The Library of the Leo Baeck Institute has completed digitizing all issues of the German-Jewish émigré Journal, Aufbau published between 1934 and 2004, thus ensuring that the entire contents of the most important publication of the global German-Jewish refugee and exile community will remain available online to researchers. The new resource is available immediately at: archive.org/details/aufbau
In 2012, LBI worked with Internet Archive, an online library and LBI’s primary digitization partner, to digitize the issues ofAufbau published between 1951 and 2004. This project, partially funded by the Metropolitan New York Library Council, put the entirety of the Aufbau online for the first time, since the German National Libray (DNB), had previously digitized the volumes of Aufbau published from 1934 – 1950 as part of its Exilpresse Digital project.
However, in June 2012, the DNB closed online access to the Aufbau along with other German journals published in exile and many Jewish periodicals published in Germany during the Nazi Regime, citing legal concerns. In order to ensure that this critical resource remains available to researchers, the Library of the Leo Baeck Institute digitized the early years of the Aufbau in 2013. JM Jüdische Medien, the Swiss Publishing company that owns the rights to the Aufbau, has granted its approval for the digitization, and funding was once again provided by the Metropolitan New York Library Council.
I am pleased to announce the acquisition of manuscripts from the archive of the Franchetti family. The Franchettis were hatmakers, originally from Mantua, who moved to Tunis and established their hat business there. The business quickly became global, with connections in Leghorn/Livorno and Izmir. This new collection includes 8 volumes of business correspondence and records.
The Franchetti family is also mentioned as members of the Scuola Grande of Mantua in the archives of the synagogue, which are also held here at Columbia.
I am pleased to announce the acquisition of a new database for the study of Talmud at Columbia, the Sol and Evelyn Henkind Talmud text databank.

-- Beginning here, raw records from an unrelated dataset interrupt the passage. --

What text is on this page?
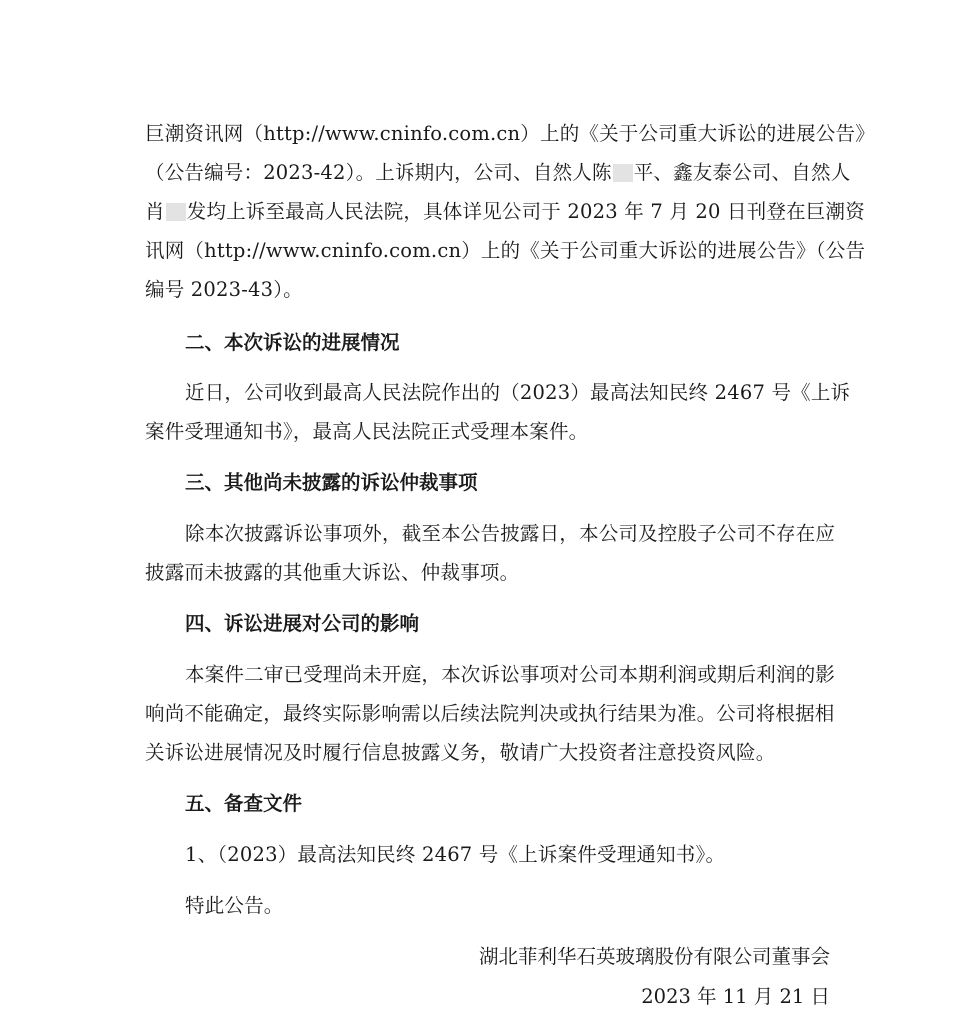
巨潮资讯网（http://www.cninfo.com.cn）上的《关于公司重大诉讼的进展公告》
（公告编号：2023-42）。上诉期内，公司、自然人陈 平、鑫友泰公司、自然人
肖 发均上诉至最高人民法院，具体详见公司于 2023 年 7 月 20 日刊登在巨潮资
讯网（http://www.cninfo.com.cn）上的《关于公司重大诉讼的进展公告》（公告
编号 2023-43）。
二、本次诉讼的进展情况
近日，公司收到最高人民法院作出的（2023）最高法知民终 2467 号《上诉
案件受理通知书》，最高人民法院正式受理本案件。
三、其他尚未披露的诉讼仲裁事项
除本次披露诉讼事项外，截至本公告披露日，本公司及控股子公司不存在应
披露而未披露的其他重大诉讼、仲裁事项。
四、诉讼进展对公司的影响
本案件二审已受理尚未开庭，本次诉讼事项对公司本期利润或期后利润的影
响尚不能确定，最终实际影响需以后续法院判决或执行结果为准。公司将根据相
关诉讼进展情况及时履行信息披露义务，敬请广大投资者注意投资风险。
五、备查文件
1、（2023）最高法知民终 2467 号《上诉案件受理通知书》。
特此公告。
湖北菲利华石英玻璃股份有限公司董事会
2023 年 11 月 21 日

The databank includes typed transcriptions and images of nearly all of the critical manuscripts and early printings of the Talmud, to allow scholarly research of variants and alternate readings of the text (including the Columbia Talmud and the 10th century Menahot – shown here – from Columbia's collection).
The ultimate goal of the databank is to "encompass all primary textual witnesses of the Babylonian Talmud, including the manuscripts of the tractates of the Babylonian Talmud of Oriental, Ashkenazic, Sephardic, or Yemenite provenance, and first printed editions. It will include hundreds of Cairo Geniza and European binding fragments of the Babylonian Talmud, many as both text and digital image."